Rock et Cinéma sont deux univers, "deux mots qui vont très bien ensemble" (thanks, The Beatles !). Depuis "Le rock du bagne" (1957), avec le King, on ne compte plus les mariages réussis. Mais Elvis Presley englué dans de sirupeuses histoires pour midinettes en mal (mâle) d'idolâtrie, c'est du passé et dépassé dans les années 80.
Crise de société oblige, l'union Rock-Cinéma a alors donné naissance, aux forceps scénaristiques, au divorce avec tout ce qui fait fleur bleue. Portant d'autant mieux ses fruits, commercialement parlant, qu'elle a engendré souvent des oeuvres noires. Avec donc, comme dans "Les rues de feu", signé par un vieux briscard hollywoodien, de jeunes héros mus surtout par une dangereuse désespérance.
Rock et Cinéma : Walter Hill joue astucieusement de la dimension mythique qui se rattache à ces deux univers. Son film, plaisir pour l'oeil et l'oreille d'abord, colle tout à fait à son époque ; mais, dans le même temps, il véhicule voluptueusement toute la nostalgie des années 50 et 60. Cette fameuse décennie 1955-1965, omniprésente dans les souvenirs des uns et la rétro-projection fantasmée des autres, elle est à la fois revisitée et comme projetée dans l'avenir.

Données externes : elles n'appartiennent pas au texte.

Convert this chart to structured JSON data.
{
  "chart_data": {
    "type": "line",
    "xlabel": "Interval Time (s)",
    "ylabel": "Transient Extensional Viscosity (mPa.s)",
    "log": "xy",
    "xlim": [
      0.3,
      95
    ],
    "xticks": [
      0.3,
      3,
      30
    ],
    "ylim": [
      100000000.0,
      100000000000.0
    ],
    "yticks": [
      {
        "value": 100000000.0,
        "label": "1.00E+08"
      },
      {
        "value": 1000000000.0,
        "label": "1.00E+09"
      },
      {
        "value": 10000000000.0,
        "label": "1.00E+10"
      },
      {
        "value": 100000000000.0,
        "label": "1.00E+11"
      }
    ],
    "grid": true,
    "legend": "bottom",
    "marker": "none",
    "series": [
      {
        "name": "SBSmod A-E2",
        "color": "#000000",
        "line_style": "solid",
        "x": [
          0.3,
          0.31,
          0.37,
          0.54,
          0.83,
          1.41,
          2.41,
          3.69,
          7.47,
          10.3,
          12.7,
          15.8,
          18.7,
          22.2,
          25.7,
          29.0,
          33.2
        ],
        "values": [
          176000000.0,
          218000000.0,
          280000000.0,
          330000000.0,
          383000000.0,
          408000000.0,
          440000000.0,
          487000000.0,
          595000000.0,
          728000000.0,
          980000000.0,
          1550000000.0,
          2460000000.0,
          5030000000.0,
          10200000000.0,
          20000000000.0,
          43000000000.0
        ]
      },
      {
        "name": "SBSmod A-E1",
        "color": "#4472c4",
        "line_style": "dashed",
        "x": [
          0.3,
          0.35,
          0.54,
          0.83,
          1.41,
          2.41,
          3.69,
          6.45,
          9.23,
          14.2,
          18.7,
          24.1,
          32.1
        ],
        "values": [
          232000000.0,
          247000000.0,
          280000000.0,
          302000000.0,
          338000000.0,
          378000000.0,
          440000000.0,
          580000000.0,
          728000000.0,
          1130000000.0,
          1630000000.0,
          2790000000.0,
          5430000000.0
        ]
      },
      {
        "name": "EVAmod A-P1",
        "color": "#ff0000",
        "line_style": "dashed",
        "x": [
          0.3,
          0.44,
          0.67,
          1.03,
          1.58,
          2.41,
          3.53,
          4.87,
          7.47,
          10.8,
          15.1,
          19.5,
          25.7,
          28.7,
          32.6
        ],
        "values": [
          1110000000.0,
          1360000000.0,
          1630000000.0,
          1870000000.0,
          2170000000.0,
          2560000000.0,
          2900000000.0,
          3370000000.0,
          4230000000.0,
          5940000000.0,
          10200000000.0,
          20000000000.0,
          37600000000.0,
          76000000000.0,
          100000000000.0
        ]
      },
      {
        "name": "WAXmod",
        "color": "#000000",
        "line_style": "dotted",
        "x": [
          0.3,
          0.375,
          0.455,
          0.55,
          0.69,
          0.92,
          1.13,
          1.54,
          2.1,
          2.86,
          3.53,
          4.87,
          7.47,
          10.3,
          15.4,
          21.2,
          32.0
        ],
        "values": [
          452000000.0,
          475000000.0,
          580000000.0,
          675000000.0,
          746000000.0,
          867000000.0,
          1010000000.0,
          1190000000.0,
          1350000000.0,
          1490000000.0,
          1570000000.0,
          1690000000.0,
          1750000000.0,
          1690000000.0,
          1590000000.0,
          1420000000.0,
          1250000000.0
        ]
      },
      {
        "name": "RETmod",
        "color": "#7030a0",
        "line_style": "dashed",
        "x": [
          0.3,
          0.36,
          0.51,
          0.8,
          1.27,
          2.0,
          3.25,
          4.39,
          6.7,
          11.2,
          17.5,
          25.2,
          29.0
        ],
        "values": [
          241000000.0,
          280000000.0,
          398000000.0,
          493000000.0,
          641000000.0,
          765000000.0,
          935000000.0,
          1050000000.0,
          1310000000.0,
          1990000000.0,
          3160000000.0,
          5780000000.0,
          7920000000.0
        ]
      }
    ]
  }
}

C'est pour ainsi dire l'intrigue amoureuse de "West side story" dans l'univers urbain aussi futuriste et déshumanisé de "Blade runner" !

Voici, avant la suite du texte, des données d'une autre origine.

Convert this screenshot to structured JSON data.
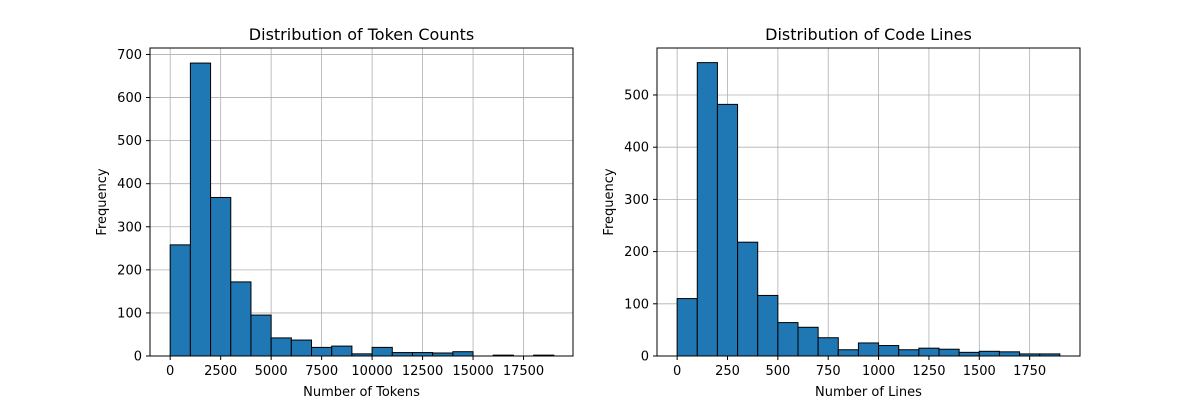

Et à l'évidence, pour le réalisateur de "Sans retour" et des "Guerriers de la nuit", une nouvelle manière de chorégraphier son thème-obsession : la violence. La séquence d'introduction, faisant bien les présentations avec la belle et rebelle chanteuse (Diane Lane) en route vers la gloire, le héros (Michaël Paré) en révolte contre lui et les autres, et le méchant de service (Willem Dafoé) qui terrorise la ville avec sa bande de voyous façon Hell'sangels, est signée. Avec ces derniers, véritable "Horde sauvage" urbaine chevauchant de rutilantes motos, Hill a réglé des séquences choc que Peckimpah lui-même pourrait revendiquer. Violence stylisée mais aussi poésie désespérée dans ce film baignant dans une ambiance nocturne et mouillée.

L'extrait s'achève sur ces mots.